"Moana" is Disney’s upcoming animated film set to be released this Thanksgiving. As the date of the premiere approaches, we’ve been given more and more information on the story, and a lot of that info has important repercussions. Here are just a few examples of why this movie is more important that your average Pixar film.
1. People of Color Played by People of Color
The film focuses on the South Pacific, an area largely neglected by the film and animation industry, and features Polynesia characters. The main character, Moana, is played by Auli'i Cravalho who is a native Hawaiian of Chinese, Portuguese, and Irish descent. The actor starring opposite of her, Dwayne Johnson, plays the demigod Maui. Johnson is of Samoan descent. It’s common in animated films to use white actors to play people of color because voice, not color is the main necessity. However, "Moana" refuses to continue that trend.
The diversity is also not limited just to the main characters, as the majority of the cast also consists of people of color, with only Moana’s pet rooster played by a white actor.

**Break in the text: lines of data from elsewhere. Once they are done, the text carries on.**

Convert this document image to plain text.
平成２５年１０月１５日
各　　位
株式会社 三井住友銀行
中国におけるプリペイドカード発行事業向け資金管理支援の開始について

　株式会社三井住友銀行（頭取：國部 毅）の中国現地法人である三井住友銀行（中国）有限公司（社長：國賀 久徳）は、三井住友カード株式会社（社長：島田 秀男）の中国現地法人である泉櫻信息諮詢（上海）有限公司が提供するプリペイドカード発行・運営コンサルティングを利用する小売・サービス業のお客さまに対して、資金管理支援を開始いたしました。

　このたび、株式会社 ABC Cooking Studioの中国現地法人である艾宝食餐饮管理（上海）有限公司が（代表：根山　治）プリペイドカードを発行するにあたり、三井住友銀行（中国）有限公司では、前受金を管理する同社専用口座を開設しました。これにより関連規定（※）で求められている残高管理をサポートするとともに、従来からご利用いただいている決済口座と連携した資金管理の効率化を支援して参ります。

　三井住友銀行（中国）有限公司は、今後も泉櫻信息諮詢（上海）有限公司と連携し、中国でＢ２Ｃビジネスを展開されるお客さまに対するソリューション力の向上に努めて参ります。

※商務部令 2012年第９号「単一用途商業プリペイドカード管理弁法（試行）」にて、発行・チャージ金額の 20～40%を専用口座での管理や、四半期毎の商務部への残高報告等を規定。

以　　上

They also have people of color writing the music and lyrics, with Lin-Manuel Miranda from "Hamilton" as the most well-known of the writers.
2. Strong Female Lead
While a lot of the marketing for the film has focused on Maui (probably because he’s played by the most well-known of the cast, Dwayne Johnson) what the previews have shown of "Moana" is that she’s a very strong female lead. When she meets Maui, she gets furious at him, refusing to back down even if he’s a demigod. She also orders him around on her boat as one of the trailers shows. Yet she’s not all rough edges. When she first sees Maui, she instinctively hides, protecting her pet rooster, and shows fear when she gets caught in a storm. Rather than fit into a stereotype of “nice and polite” or “rude and standoffish,” Moana offers bits of both, making her a well-rounded character, and thus a strong female.
3. Body Diversity
While I’ll admit, the female characters in this film appear to still be lacking in this area, the male characters’ proportions have shifted. Normally in animated films, the princely or heroic characters get portrayed as muscular, while the villains or comic relief get pictured as obese. There was some controversy when the first image of Maui got released, as he’s proportioned rather largely, and many worried that he would be taken as “fat” or “obese.” However, as the trailers have now shown, his size appears distinctly muscular and healthy. Moana’s father also takes on a similar, large stature. At no point so far has the male characters’ size been marketed as a joke or played off as comic relief. Rather, it gets accepted as a normal body type, as it is for so many in the world. The film could stand to improve by including women into that acceptance, but it’s a step in the right direction.
4. No Romance
It’s been confirmed that Moana won’t have a love-interest in the film. This comes as a refreshing break from most of Disney’s films with female main characters. Almost every Disney princess is known for her romantic relationships, and even the films that avoid a romance with a princess often find ways to incorporate the idea of romance. In "Frozen," while Elsa remains single, her sister pursues love for almost the entire film, and in "Brave," Merida doesn’t end up with a suitor, but her entire story comes as the result of refusing romance. Yet, none of the trailers give an indication that romance will feature prominently in Moana. While it’s completely fine for stories to be about romance, it’s also important that romance is the only theme out there. Children, especially little girls, need to see that they don’t have to be in relationship to do great things or be happy.
While we won’t know truly how great a job "Moana" does with social issues until it comes out, it’s definitely worth the support from its progressive stance alone. Also, come on, we already know it’s going to feature some amazing music.